Adrian is over 160 cm.
Ingrid is still growing and has passed me in height.



The Great Annual Measuring.
Adrian is over 160 cm.
Ingrid is still growing and has passed me in height.
Adrian and Eric made a birthday cake for Adrian’s birthday yesterday, using the same recipe as two years ago. It’s delicious, again, but also huge, again. If it gets made again, we’ll use no more than half the amount of frosting in the recipe.



PS: When we had eaten half the cake, I weighed the rest out of curiosity – and it was 1.5 kg, making the whole cake a whopping 3 kg. That’s a heck of a lot of cake.



Adrian’s one an only birthday present this year – which is also his Christmas gift – is a new gaming computer. Just like for Ingrid’s computer three years ago, Eric did all the choosing and ordering, and almost all the building and assembling. It went smoother than the building of Ingrid’s computer – by the end of the day, Adrian had a shiny, colourful new computer.

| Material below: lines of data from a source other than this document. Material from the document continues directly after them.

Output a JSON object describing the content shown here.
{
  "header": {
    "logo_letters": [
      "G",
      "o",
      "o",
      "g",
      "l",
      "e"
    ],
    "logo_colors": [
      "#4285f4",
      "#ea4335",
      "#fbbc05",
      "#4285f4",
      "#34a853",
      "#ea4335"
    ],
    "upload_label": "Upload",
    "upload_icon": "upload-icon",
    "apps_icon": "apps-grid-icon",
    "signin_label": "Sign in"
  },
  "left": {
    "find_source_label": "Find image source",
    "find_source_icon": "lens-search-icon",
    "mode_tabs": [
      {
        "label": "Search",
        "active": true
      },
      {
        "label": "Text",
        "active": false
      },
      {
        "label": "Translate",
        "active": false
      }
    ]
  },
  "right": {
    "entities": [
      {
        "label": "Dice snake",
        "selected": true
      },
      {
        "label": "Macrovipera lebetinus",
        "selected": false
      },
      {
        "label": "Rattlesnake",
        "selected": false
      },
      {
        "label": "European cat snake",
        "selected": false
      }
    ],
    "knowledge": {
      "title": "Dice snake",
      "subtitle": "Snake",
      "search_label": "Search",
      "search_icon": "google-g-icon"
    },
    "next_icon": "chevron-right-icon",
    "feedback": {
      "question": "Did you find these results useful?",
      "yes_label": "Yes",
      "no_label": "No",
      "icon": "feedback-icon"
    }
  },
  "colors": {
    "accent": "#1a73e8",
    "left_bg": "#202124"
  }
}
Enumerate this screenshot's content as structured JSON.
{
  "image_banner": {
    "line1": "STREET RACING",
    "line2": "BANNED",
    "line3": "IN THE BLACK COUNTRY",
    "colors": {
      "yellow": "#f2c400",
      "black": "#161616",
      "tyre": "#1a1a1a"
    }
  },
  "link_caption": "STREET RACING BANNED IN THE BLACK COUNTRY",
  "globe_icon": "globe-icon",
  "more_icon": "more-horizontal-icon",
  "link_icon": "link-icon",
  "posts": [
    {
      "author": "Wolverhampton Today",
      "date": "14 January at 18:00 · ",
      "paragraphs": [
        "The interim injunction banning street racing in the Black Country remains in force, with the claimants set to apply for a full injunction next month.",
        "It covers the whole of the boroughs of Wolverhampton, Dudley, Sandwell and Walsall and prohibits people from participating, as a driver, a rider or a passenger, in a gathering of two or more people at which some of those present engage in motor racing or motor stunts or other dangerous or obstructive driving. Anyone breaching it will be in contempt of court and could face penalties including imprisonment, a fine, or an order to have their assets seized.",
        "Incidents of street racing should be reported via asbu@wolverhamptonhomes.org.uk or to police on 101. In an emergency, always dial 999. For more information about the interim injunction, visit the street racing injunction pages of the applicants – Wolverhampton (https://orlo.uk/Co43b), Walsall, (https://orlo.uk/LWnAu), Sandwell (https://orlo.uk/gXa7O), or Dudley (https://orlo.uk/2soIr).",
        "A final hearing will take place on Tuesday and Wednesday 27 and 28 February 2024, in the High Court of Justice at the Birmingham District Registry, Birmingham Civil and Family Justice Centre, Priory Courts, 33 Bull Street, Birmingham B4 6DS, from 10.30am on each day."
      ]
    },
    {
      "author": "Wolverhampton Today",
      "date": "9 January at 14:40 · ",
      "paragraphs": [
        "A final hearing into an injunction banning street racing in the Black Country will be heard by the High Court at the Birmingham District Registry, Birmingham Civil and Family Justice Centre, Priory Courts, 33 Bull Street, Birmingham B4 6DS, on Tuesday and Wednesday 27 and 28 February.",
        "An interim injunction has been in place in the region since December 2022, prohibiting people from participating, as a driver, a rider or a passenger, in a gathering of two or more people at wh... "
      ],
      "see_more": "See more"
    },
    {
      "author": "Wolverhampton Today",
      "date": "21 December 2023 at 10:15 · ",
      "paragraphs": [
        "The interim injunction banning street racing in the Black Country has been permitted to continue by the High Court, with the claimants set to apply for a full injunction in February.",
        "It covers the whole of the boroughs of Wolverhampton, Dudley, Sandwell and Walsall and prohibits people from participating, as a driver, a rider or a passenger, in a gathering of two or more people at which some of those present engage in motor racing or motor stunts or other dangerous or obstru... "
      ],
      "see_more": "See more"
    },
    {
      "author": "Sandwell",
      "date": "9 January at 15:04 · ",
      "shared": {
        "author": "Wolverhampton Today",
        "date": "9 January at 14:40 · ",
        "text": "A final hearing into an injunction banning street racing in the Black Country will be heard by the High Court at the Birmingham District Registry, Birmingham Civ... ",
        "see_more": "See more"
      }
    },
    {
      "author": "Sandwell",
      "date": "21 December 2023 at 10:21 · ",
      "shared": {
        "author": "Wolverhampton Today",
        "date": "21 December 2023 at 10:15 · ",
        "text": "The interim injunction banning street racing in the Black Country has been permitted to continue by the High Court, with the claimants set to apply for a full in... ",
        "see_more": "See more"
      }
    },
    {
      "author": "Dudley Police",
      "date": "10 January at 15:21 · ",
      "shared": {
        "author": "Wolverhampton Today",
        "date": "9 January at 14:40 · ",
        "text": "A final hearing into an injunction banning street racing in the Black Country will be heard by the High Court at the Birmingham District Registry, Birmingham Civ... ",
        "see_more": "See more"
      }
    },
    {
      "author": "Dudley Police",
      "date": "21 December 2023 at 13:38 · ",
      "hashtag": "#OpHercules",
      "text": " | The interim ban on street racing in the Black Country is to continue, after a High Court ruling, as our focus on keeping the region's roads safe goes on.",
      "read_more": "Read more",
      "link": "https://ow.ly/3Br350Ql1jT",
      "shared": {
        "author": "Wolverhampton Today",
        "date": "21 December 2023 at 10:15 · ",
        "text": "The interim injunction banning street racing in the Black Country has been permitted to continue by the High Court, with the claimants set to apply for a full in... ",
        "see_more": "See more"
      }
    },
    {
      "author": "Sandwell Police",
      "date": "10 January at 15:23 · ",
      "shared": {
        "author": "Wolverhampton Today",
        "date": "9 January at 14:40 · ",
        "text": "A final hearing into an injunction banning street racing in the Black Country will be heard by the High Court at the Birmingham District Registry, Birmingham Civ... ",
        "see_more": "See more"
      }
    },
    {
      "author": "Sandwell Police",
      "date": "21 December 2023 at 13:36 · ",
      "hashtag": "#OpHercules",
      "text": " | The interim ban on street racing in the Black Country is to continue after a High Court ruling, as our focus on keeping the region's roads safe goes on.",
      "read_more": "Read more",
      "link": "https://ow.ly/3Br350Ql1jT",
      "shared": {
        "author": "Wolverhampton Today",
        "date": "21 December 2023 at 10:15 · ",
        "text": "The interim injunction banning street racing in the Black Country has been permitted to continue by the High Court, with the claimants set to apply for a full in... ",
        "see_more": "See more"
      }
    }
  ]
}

Adrian appears to have outgrown Legos. For now – it’s happened before, but then he became interested again.
We borrowed a large Lego set to build a model of the Taj Mahal, back in January. Adrian was engaged at first, but the build has languished for months. I’ve even tried to encourage him by pre-sorting the pieces, but even that didn’t help.
The completionist in me can’t tear down a half-finished build, so I took it over from him a few weeks ago. It was a good distraction while I was at my most worried about Nysse. Now I don’t need the distraction any more, and it’s not my favourite pastime, but I still want to finish it.
To make things more interesting, I’ve challenged myself to build ambidextrously. It’s interesting to see how naturally the right hand does the work while the left one stays still. I’m holding a tiny piece in my left hand, attaching it on top of a larger piece in my right hand – and unless I specifically focus on doing the opposite, it’s the right hand that moves the larger piece in place while the left hand stays passive, holding the little piece still and waiting for the right one to do the job.

First week of school. New school, new classmates, significantly longer days. By the end of the day, Adrian is knackered.

Back-to-school shopping with Adrian, for gym clothes and shoes, socks and underwear, and trousers.
He’s still got that skinny pre-teen body, but size 41.5 feet. So we shop for clothes in the kids’ department, socks in the men’s one, but shoes in the ladies’ because men’s shoes are too wide.
Adult gym shoes are about twice the price of kids’ shoes. And I can’t even count on them lasting through to the end of the school year before he outgrows them.

From Friday. Adrian and his fellow scouts, back from scout camp, doing the “Spånga shout” before all going home.
Today we head back home to Sweden, but we squeezed in another half-day in the countryside with my father and his wife.


Last year’s canoe trip on Ahja river was a hit so we did it again, but slightly differently. One canoe rental place has invented/introduced canoe rafts – three canoes attached to each other, with a wooden platform on top. It handles like a raft, sturdy, no wobbles. A bit less nimble but still decently steerable.
The big bonuses are that it’s much more social than a bunch of individual canoes – and it is very child- and dog-friendly.
There was eleven of us, and we ended up with one raft of adults and one of kids, with one dog each.


The dogs had to be split up and weren’t entirely happy about it. But two large, playful dogs on a raft getting the zoomies or starting to tussle with each other would have been too chaotic. They longed for each other, though, or perhaps they just wanted their herd to be all in one place.

We were on the same lake and river as last year, but only did half the distance, and in the other direction (upriver). Not that it felt like the direction made much of a difference – mostly we paddled along a lake with no noticeable flow.

At around the halfway point we steered our rafts into a little bay, tied them to each other, and had a lovely picnic. The rafts made it very easy. Dogs and paddles and kids and food everywhere.

The lake turned into a river for the last kilometre or so, and the paddling was more challenging now, with logs, submerged broken branches, sand banks and other obstacles.

I got fewer photos this year since the rafts didn’t exactly allow any darting around to the side to get new angles on things. And with four of us paddling, I couldn’t just stop my part whenever I felt like it, or we’d end up going in circles. Ingrid helped out and took over the camera for a while, too.
The kids and I spent the day in the countryside with my father and his wife. Walked and talked and made sushi.
My father is struggling with a bad back so he couldn’t join us for any of the activities any longer, so here’s us walking with my brother instead. I swear I definitely didn’t line them up this time, it just happened!

This year there’s peas growing in several of the fields closest to their house, which makes for good snacking.